The other day I was faced with a little task at work: find in the current repository subdirectories that contain a file named render-javascript.js and zip those directories one by one. Here is what came out:

find . -name render-javascript.js | xargs -n1 dirname | xargs -n1 -i zip -r {} {}

Here is what’s going on:

In the first segment of the pipe I find the files; the result is similar to this:

~/src/xo ɀ  find . -name *Field.js
./app/utils/createField.js
./app/widgets/ActivityDateField.js
./app/widgets/DateField.js
./app/widgets/LabeledDateField.js
./app/widgets/LabeledLargeTextField.js
./app/widgets/LabeledSelectField.js
./app/widgets/LabeledTextField.js
~/src/xo ɀ

Next, each line — this is what -n1 does for xargs — is passed to dirname which prints the directory portion of a path.

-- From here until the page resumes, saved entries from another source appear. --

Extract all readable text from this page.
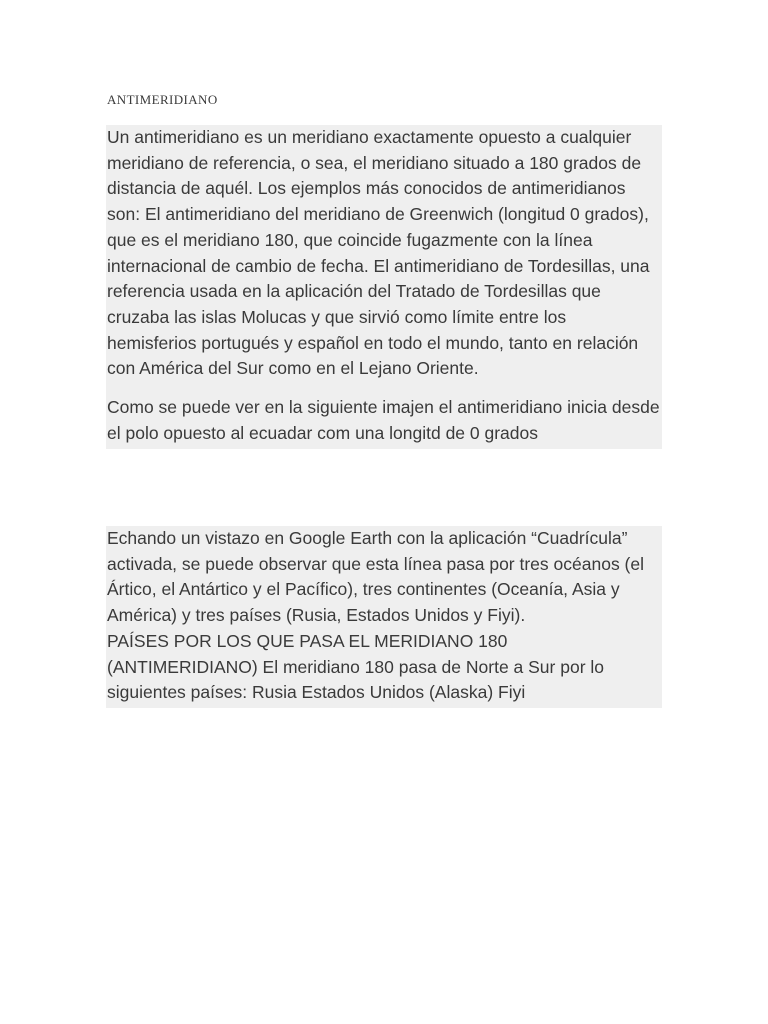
ANTIMERIDIANO

Un antimeridiano es un meridiano exactamente opuesto a cualquier
meridiano de referencia, o sea, el meridiano situado a 180 grados de
distancia de aquél. Los ejemplos más conocidos de antimeridianos
son: El antimeridiano del meridiano de Greenwich (longitud 0 grados),
que es el meridiano 180, que coincide fugazmente con la línea
internacional de cambio de fecha. El antimeridiano de Tordesillas, una
referencia usada en la aplicación del Tratado de Tordesillas que
cruzaba las islas Molucas y que sirvió como límite entre los
hemisferios portugués y español en todo el mundo, tanto en relación
con América del Sur como en el Lejano Oriente.

Como se puede ver en la siguiente imajen el antimeridiano inicia desde
el polo opuesto al ecuadar com una longitd de 0 grados

Echando un vistazo en Google Earth con la aplicación “Cuadrícula”
activada, se puede observar que esta línea pasa por tres océanos (el
Ártico, el Antártico y el Pacífico), tres continentes (Oceanía, Asia y
América) y tres países (Rusia, Estados Unidos y Fiyi).
PAÍSES POR LOS QUE PASA EL MERIDIANO 180
(ANTIMERIDIANO) El meridiano 180 pasa de Norte a Sur por lo
siguientes países: Rusia Estados Unidos (Alaska) Fiyi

Having the required directory paths, I can pass each of them to zip. Here I use a little xargs trick: passing it -i gives you the ability to mention the input line multiple times within the command by using the {} placeholder. So given our command zip -r {} {} and a line like ./app/widgets the final command will be zip -r ./app/widgets ./app/widgets.

That’s it! Yes, I could do the same thing a for loop, but I like that the process is neatly split in discrete steps. 8-)

* * *

Marveling at this command, I realized that it’s a lot like a promise chain, or an FP composition. The latter may look like this:

var zipDirectoriesContaining = compose(zip, dirname, find);

zipDirectoriesContaining('render-javascript.js');

While code like this looks quite cool, as does a promise chain and a shell pipeline, it has 2 little drawbacks:

  1. The IO protocol is implicit: you have to assume that the output value each function is appropriate as input for the subsequent one. I guess this may be fine if all those functions have a filter-like API, but to me it feels a bit implicit.
  2. At any given step I don’t have access the value of previous ones. For example if in the zip function I wanted the name passed to find — for example to record it in a log file along with the final directory name — I can’t get that.

But “drawback” only means that that particular solution is not a perfect fit for the problem at hand.